There is an overdue need to change that. It is therefore good that the bishops in their mid-year plenary next week have given some time to a session on the media. It must be hoped that this will provide a spark to re-energise the Church’s social communications efforts.
Media Strategy – Not Just For the Secular World
And from that, a plan of action must emerge. It is patently obvious, and has been so for more than a generation, that the bishops need a coherent media strategy which can be implemented.
This will require resources and the active engagement of every bishop and every SACBC department.
Crucially, such a media strategy must include the concerted promotion of Catholic media.
It should be the mission of every bishop, of every priest, of every parish pastoral council, to get as many Catholics as possible to read The Southern Cross and listen to Radio Veritas, because Catholic media is not only a method of formation but also a means of building community.
At a time when the local Church is so deeply divided along racial lines, The Southern Cross and Radio Veritas are among the few inclusive Catholic meeting places. All that represents the Catholic Church as a community must be rigorously supported.
It should be the instruction of every bishop that every parish with a potential readership provides access to The Southern Cross and promotes it, including parishes run by personal prelatures and other non-diocesan bodies.
The Church Must Tell Its Story
The Catholic media — print, broadcast, digital — is where the Church can tell its story to the faithful, who are then better equipped to disseminate that story to others.
The local Church needs to engage with experts in the various fields of media to convert its long-standing apathy to social communications into vibrant engagement.
In this, Church leaders must also enter the sometimes hostile fields of the secular media and be prepared to make mistakes — and have the humility to acknowledge and fix them.
Of course, we cannot expect all our bishops to have developed media skills. Their primary competence resides in the domains of spiritual guidance, pastoral care and diocesan administration.
For that reason, the SACBC and bishops in larger dioceses should engage the expertise of media specialists who know how to communicate the Church’s message.
Jesus commands us to preach the Gospel from the rooftops.

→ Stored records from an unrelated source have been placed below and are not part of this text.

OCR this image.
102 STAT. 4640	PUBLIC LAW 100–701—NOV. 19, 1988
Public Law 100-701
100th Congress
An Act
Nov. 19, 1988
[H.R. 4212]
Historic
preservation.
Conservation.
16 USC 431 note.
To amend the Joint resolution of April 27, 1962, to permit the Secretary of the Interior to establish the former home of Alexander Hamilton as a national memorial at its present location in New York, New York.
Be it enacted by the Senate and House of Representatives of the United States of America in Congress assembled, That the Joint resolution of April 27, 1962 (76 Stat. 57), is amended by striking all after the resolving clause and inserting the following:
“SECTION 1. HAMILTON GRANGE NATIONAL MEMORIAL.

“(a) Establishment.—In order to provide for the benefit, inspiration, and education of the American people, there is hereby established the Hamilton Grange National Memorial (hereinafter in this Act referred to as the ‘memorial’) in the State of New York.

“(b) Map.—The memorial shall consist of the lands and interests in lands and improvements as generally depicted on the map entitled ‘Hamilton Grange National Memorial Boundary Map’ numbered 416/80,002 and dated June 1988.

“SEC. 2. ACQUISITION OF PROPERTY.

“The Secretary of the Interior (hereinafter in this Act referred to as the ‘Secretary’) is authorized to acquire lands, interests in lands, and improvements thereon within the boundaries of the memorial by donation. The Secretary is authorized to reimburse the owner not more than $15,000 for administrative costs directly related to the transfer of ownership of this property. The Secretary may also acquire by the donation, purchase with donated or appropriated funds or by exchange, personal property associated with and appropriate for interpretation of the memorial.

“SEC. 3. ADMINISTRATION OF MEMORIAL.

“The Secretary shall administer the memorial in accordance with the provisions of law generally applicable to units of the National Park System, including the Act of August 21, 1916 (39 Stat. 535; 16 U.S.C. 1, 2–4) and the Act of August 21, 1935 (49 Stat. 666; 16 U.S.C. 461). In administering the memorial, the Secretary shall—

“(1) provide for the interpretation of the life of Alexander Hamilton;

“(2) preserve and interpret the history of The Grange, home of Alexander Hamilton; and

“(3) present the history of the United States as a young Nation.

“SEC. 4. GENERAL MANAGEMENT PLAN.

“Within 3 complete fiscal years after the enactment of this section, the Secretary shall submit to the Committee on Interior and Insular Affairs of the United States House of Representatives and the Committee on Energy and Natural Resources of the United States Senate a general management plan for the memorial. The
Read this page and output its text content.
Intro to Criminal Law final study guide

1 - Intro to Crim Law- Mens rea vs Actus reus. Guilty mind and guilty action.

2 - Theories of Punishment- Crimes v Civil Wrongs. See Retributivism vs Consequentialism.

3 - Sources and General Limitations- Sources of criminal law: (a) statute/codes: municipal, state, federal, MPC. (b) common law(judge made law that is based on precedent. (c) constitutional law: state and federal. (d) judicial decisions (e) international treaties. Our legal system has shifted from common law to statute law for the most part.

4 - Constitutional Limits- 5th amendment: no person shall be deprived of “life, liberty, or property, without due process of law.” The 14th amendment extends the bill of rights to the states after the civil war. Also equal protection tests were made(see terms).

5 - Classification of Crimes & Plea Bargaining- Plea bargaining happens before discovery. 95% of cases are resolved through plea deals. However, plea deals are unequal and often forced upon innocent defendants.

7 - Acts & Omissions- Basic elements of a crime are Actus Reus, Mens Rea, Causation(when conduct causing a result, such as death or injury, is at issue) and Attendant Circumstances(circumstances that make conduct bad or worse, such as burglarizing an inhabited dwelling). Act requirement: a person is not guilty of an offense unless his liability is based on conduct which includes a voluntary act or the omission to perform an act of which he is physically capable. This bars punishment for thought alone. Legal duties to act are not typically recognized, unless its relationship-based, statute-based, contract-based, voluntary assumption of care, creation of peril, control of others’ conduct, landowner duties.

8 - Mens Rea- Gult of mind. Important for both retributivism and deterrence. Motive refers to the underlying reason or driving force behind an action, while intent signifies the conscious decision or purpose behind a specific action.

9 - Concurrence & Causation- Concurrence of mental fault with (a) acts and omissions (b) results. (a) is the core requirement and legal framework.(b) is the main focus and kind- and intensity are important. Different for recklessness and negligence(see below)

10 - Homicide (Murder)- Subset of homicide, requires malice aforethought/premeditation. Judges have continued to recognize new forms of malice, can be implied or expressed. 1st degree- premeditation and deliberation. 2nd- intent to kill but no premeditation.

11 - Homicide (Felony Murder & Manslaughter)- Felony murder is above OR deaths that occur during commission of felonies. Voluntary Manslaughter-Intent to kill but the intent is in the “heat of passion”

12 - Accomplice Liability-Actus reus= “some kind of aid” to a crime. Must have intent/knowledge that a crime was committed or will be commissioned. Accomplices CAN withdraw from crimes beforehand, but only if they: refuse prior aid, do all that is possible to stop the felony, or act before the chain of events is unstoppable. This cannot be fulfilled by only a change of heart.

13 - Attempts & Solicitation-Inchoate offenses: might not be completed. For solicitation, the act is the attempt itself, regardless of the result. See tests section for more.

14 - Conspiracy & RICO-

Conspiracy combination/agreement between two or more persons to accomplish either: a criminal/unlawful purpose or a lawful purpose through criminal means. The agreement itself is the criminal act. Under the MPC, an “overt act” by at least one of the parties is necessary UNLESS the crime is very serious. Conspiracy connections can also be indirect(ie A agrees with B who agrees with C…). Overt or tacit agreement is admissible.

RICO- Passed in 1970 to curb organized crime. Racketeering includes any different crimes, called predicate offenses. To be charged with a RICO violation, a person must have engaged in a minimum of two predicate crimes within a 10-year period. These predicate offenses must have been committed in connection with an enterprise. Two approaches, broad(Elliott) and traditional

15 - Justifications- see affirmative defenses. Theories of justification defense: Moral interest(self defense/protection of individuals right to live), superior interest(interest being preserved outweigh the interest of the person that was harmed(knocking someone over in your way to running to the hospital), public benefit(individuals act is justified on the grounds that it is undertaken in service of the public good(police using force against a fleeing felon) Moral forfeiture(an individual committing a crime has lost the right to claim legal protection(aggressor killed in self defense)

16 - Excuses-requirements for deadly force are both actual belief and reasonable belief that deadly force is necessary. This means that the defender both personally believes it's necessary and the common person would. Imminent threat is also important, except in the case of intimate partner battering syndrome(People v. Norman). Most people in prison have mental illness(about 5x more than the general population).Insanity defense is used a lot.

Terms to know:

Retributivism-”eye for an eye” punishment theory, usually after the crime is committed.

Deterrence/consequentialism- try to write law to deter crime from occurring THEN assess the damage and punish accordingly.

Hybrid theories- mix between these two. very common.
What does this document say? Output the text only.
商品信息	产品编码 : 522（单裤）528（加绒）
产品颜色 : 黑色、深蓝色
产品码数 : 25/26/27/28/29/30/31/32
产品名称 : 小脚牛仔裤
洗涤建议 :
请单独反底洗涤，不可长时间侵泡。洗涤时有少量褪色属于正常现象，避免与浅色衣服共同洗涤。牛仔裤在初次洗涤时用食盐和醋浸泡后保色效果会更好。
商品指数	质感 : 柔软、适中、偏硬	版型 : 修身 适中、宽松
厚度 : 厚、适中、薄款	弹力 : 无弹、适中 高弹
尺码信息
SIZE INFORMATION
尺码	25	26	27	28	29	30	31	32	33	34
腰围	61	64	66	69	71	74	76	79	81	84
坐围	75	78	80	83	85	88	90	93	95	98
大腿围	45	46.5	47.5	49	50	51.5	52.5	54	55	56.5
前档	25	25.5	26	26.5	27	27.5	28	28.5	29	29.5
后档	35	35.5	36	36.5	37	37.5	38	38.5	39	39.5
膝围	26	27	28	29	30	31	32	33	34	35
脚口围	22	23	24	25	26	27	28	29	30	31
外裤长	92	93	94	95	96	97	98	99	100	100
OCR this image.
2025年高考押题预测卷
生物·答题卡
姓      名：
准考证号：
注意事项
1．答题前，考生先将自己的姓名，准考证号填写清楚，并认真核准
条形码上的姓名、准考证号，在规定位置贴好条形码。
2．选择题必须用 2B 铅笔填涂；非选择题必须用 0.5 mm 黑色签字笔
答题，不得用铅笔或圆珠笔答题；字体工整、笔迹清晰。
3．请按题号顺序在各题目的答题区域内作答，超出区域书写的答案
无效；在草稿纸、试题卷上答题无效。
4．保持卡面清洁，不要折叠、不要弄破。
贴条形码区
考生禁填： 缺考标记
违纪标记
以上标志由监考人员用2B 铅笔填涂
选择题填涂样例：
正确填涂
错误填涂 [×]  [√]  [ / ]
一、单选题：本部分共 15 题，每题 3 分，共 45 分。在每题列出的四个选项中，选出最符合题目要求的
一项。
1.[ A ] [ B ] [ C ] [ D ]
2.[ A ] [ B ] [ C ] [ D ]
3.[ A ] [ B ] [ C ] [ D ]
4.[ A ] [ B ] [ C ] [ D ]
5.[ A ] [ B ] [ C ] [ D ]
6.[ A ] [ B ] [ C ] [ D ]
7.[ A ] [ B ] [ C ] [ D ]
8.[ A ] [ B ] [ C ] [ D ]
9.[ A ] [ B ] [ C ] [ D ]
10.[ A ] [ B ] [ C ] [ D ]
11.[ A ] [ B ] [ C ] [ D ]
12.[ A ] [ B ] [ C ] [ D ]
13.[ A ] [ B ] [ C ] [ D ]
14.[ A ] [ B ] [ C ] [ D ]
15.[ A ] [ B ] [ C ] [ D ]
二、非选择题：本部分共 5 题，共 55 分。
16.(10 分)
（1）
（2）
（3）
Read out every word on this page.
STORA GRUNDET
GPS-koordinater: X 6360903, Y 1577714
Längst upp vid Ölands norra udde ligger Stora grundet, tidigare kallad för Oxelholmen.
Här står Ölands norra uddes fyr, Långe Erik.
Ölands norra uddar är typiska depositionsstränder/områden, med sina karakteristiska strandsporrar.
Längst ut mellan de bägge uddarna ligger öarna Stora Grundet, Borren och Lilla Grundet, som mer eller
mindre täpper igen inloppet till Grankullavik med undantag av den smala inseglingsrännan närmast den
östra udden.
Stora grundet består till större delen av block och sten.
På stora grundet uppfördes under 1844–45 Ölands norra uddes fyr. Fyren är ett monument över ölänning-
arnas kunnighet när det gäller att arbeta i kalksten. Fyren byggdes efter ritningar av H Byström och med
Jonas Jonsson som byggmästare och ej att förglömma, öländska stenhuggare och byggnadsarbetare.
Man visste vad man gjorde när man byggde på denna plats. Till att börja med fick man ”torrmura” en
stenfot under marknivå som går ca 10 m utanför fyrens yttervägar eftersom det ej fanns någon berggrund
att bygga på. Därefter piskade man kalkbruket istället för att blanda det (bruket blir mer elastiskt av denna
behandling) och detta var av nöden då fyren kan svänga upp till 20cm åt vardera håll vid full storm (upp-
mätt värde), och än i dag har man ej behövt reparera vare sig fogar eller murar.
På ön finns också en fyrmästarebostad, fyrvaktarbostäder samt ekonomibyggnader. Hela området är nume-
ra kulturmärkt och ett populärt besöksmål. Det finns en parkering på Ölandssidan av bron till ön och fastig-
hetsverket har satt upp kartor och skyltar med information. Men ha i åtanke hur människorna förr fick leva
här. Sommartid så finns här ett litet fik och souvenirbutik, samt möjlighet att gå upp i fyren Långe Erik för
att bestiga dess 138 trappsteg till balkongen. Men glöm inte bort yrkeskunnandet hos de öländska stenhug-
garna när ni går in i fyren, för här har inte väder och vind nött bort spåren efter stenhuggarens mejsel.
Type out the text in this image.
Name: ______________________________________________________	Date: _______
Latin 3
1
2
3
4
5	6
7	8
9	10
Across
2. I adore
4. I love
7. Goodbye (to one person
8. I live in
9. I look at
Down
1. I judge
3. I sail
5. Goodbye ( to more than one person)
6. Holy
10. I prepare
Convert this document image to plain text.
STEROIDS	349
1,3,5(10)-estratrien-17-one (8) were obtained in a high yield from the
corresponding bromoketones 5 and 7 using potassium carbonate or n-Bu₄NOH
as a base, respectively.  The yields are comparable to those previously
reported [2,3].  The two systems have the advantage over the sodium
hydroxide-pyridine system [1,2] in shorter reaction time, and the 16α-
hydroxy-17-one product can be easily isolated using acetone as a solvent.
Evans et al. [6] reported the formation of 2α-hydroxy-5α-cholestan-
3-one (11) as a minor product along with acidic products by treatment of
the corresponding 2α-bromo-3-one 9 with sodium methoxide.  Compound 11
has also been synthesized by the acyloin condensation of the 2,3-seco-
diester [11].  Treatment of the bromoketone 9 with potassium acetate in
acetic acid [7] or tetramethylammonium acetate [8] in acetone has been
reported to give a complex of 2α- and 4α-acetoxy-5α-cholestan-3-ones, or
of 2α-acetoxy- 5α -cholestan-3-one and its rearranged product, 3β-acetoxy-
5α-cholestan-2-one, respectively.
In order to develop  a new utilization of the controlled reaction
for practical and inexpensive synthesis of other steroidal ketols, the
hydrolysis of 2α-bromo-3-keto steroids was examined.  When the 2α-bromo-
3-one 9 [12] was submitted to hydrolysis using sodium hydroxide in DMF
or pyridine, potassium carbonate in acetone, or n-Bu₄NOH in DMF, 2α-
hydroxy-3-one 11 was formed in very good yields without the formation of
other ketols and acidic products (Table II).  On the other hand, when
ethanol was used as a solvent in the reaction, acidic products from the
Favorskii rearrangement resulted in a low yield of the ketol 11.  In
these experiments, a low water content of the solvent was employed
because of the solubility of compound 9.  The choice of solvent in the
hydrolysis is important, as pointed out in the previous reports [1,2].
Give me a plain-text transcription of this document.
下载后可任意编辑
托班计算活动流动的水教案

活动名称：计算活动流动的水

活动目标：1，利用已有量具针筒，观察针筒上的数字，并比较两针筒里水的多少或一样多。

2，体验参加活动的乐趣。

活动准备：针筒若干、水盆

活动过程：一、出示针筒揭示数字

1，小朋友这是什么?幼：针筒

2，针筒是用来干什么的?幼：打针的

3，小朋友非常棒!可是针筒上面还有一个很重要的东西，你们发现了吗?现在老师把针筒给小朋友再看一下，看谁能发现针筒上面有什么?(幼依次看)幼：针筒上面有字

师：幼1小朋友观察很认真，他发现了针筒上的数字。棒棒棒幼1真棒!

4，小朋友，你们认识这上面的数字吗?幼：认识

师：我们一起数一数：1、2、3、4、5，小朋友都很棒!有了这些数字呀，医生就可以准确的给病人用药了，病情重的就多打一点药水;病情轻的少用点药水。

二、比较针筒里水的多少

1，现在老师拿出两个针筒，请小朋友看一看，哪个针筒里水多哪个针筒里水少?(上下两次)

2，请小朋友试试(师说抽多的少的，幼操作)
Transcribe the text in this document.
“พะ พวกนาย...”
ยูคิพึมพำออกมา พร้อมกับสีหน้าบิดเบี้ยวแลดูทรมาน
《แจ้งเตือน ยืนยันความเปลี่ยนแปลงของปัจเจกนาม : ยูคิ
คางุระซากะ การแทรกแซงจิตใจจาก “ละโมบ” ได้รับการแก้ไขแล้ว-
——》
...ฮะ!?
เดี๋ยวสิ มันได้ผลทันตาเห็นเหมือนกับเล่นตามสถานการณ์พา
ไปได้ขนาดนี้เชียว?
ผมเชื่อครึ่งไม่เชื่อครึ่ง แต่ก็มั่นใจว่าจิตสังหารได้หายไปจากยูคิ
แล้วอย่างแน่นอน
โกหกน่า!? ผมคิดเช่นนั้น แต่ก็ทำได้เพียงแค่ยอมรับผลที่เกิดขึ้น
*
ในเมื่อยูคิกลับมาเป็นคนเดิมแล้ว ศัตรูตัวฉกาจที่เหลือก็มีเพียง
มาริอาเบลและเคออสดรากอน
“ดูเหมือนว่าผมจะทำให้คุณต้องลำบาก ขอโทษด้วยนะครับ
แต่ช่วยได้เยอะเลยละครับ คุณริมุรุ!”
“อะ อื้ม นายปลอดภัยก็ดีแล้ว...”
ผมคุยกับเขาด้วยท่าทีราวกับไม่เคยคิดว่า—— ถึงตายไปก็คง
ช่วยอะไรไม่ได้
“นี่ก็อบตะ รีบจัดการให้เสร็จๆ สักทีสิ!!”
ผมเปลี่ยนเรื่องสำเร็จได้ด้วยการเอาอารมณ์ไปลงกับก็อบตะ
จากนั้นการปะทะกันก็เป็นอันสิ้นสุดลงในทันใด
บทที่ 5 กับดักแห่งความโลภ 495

These are, however, becoming ever-more crowded.
The local Church must find ways of making itself heard above the noise, to offer truth amid the din of “alternative facts” and propaganda, to be a voice of hope in an increasingly hopeless world, to advocate for social justice and the sanctity of life, to bring Christ to a society which might otherwise not meet him.
The Catholic Church in South Africa has plenty to say. Let it be heard!